Mobility: E-Roller-Hersteller Unu meldet Insolvenz an

Unu ist pleite: Der Berliner E-Roller-Hersteller hat Insolvenz angemeldet, will das Unternehmen aber sanieren und den Betrieb fortsetzen.

Artikel veröffentlicht am , /dpa
Der Unu Scooter Pro im Einsatz
Der Unu Scooter Pro im Einsatz (Bild: Martin Wolf/Golem.de)

Der Berliner E-Moped-Hersteller Unu hat Insolvenz angemeldet. Der Antrag sei am 23. November 2023 beim Amtsgericht in Berlin-Charlottenburg gestellt worden, teilte das Unternehmen am 24. November 2023 der dpa mit.

"Gründe für die Insolvenz sind gestiegene Material- und Transportkosten, höhere operationelle Kosten und die stark eingebrochene Nachfrage im Zuge der Inflation", hieß es. Der Geschäftsbetrieb soll im Rahmen des Insolvenzverfahrens weitergeführt werden. Das Unternehmen strebe eine Sanierung an.

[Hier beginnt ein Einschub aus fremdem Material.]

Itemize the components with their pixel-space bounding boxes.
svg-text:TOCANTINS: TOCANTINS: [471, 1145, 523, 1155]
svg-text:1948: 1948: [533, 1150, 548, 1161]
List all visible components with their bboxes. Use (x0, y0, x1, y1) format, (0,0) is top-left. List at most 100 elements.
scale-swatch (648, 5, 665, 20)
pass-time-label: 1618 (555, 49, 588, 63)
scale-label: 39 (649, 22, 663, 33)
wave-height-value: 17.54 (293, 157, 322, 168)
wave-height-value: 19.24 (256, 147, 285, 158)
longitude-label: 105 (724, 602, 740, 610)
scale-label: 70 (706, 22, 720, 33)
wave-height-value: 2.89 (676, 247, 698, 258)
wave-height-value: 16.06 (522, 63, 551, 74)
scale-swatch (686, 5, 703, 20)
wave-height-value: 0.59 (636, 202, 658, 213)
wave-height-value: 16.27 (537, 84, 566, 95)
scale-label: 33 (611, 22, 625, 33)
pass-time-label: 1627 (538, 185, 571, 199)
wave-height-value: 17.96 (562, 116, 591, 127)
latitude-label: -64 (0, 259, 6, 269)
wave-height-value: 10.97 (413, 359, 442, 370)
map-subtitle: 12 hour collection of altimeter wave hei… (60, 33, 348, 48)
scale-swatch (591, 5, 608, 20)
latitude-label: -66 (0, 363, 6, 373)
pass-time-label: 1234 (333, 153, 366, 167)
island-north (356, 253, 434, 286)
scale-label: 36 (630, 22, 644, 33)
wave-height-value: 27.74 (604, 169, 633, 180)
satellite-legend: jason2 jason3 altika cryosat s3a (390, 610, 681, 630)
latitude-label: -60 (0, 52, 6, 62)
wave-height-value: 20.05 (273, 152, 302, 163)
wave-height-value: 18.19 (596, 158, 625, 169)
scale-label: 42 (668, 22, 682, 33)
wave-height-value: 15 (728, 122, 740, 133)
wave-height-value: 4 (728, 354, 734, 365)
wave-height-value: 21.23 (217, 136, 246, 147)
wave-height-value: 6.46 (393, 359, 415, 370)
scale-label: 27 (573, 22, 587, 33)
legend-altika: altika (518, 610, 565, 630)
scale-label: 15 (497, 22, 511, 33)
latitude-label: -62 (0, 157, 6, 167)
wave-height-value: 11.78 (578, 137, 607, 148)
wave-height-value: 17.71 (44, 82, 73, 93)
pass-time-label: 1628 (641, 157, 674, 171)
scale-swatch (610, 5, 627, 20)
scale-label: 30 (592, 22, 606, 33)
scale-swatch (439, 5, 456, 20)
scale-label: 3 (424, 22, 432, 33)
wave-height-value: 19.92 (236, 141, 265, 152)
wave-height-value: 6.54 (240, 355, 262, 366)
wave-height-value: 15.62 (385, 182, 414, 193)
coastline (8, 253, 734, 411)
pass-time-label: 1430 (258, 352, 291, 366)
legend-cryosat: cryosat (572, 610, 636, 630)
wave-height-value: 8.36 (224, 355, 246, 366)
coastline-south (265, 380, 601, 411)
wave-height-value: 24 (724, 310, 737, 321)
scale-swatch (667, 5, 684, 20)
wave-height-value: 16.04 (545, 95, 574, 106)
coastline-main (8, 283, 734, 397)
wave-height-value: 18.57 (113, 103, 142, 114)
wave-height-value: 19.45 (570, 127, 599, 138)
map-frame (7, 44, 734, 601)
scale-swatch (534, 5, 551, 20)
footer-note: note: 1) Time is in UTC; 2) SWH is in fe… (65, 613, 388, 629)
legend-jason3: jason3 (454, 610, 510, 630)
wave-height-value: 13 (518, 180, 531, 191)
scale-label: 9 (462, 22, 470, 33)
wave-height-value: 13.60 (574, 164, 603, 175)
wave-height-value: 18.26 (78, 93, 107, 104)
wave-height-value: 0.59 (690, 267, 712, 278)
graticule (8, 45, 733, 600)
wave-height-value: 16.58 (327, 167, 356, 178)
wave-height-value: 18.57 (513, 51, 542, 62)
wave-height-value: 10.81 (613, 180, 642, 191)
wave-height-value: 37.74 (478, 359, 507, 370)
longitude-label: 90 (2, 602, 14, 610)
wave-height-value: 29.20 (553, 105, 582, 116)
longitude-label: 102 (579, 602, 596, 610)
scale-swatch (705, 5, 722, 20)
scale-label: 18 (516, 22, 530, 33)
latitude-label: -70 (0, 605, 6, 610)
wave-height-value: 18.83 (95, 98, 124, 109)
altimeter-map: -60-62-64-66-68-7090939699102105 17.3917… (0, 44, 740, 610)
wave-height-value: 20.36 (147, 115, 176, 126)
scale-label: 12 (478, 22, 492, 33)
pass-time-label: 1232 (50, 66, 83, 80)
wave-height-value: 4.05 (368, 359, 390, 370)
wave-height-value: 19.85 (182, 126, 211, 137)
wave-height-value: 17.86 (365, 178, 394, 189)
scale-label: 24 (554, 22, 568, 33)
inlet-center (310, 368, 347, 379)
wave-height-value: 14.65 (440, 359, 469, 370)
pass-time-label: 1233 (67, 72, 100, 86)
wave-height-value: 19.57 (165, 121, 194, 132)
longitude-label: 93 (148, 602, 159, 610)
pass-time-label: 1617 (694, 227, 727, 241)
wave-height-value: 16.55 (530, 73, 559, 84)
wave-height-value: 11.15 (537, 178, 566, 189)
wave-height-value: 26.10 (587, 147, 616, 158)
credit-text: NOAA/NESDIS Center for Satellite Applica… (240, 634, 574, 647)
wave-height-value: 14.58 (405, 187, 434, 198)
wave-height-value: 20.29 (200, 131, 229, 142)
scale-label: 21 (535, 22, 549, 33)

Unu wurde vor rund zehn Jahren in Berlin gegründet und beschäftigte zuletzt rund 50 Mitarbeiterinnen und Mitarbeiter. Die elektrischen Scooter vertrieb das Unternehmen eigenen Angaben zufolge in Deutschland, Frankreich, Österreich und den Niederlanden.

Lieferprobleme und schlechte Konsumstimmung

Das Unternehmen kämpft seit Jahren mit Problemen: In der Pandemie musste Unu eigenen Angaben zufolge die Produktion für mehrere Monate einstellen. Dann kamen die Lieferprobleme bei Chips und zuletzt macht die schlechte Konsumstimmung dem Anbieter zu schaffen. Unu hatte den Preis seines Scooter Pro im September 2022 angehoben, später zusammen mit dem des Move-Modells wieder gesenkt.

"In 2023 hat das Unternehmen sein Roller-Abonnement grundlegend erneuert und zudem seine Offline-Präsenz mit Handelspartnern ausgebaut" teilte Unu mit. "Aus diesem Grund sehen wir gute Chancen, eine Sanierungslösung zu erreichen und den Verkauf sowie den Service der Roller fortzuführen", sagte Insolvenzverwalter Gordon Geiser laut Mitteilung.

Zu den wirtschaftlichen Herausforderungen kamen auch hausgemachte Probleme. Nach einem Fehler bei den Akkus einiger Unu Scooter Classic, dem ersten Modell des Herstellers, hat Unu den Akkutausch verbockt (g+). Die Koordinierung dauerte mitunter über ein Jahr, zwischendrin wurde der Servicepartner gewechselt. Bis zum Austausch sollten Betroffene ihre Roller nicht benutzen.

Akku-Odyssee zog sich über ein Jahr hin

Nach über einem Jahr warteten einige Nutzer immer noch auf neue Akkus und bekamen stattdessen eine monatliche Entschädigung von 60 Euro angeboten – gegen Einreichung von Quittungen. Im Oktober 2021 erhielt ein Betroffener die Auskunft, dass es immer noch keine neuen Akkus gebe. Unu bot dann an, den Roller zurückzukaufen – deutlich unter dem Wert, den der Roller mit neuen Akkus gehabt hätte.